MENDES, Dnar

Dnar Mendes Ferreira nasceu em Rio Pomba (MG) no dia 26 de julho de 1910, filho do político municipal, fazendeiro e jornalista Alcebíades Mendes Ferreira e de Anália Homem Mendes. Um dos seus sobrinhos, Narcélio Mendes Ferreira, foi deputado estadual da Assembleia Legislativa mineira entre 1971 e 1987.

Dnar Mendes iniciou os estudos secundários em sua cidade natal, no Ginásio São José, concluindo-os na Academia de Comércio de Juiz de Fora (MG). Bacharelou-se em ciências jurídicas e sociais pela Faculdade de Direito de Belo Horizonte em 1931.

Com o fim do Estado Novo (1937-1945) e a redemocratização do país, candidatou-se a deputado estadual constituinte em Minas, no pleito de janeiro de 1947, pela legenda da União Democrática Nacional (UDN), obtendo apenas a segunda suplência.
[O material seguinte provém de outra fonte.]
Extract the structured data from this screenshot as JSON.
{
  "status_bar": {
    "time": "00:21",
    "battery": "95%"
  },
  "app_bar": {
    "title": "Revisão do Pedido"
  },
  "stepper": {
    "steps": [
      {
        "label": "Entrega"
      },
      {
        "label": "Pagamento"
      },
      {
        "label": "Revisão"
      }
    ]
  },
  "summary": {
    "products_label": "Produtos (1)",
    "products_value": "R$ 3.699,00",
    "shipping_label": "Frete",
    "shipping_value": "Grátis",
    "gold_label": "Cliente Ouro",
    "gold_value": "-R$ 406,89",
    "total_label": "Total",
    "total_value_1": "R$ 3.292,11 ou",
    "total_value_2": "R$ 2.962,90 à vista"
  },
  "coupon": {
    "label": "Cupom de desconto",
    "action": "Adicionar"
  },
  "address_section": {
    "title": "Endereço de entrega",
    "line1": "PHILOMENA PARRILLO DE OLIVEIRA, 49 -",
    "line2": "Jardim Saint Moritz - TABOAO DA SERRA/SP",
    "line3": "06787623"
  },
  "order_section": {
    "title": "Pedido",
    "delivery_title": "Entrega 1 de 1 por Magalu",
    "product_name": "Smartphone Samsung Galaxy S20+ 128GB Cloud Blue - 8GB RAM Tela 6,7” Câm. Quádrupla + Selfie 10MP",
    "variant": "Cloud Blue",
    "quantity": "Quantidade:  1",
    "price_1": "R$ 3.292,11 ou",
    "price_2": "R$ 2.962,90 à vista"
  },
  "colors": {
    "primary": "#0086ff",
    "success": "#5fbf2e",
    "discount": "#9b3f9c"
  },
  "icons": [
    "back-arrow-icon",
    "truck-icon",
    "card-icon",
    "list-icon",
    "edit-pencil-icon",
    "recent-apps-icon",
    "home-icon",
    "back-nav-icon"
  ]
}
Com a realização de eleições suplementares em abril do mesmo ano, foi eleito, sendo empossado no mês seguinte. Participou dos trabalhos constituintes e, com a promulgação da nova Carta e a transformação da Constituinte em Assembleia Legislativa, passou a exercer o mandato ordinário. Reeleito por três vezes consecutivas nos pleitos de outubro de 1950, de 1954 e de 1958, sempre pela legenda da UDN, exerceu no período as funções de vice-presidente da Assembleia e líder de seu partido nos governos de José Francisco Bias Fortes (1956-1961) e de José de Magalhães Pinto (1961-1966).

No pleito de outubro de 1962, elegeu-se deputado federal por Minas Gerais pela mesma legenda e, deixando o Legislativo mineiro em janeiro de 1963, em fevereiro seguinte assumiu sua cadeira na Câmara Federal. Com a extinção dos partidos políticos pelo Ato Institucional nº 2 (27/10/1965) e a posterior instauração do bipartidarismo, filiou-se à Aliança Renovadora Nacional (Arena), partido de apoio ao regime militar instaurado no país em abril de 1964, por cuja legenda se reelegeu no pleito de novembro de 1966. Empossado no início do ano seguinte, integrou as comissões de Orçamento e de Constituição e Justiça da Câmara dos Deputados. Concluiu seu mandato em janeiro de 1971, não mais retornando à Câmara.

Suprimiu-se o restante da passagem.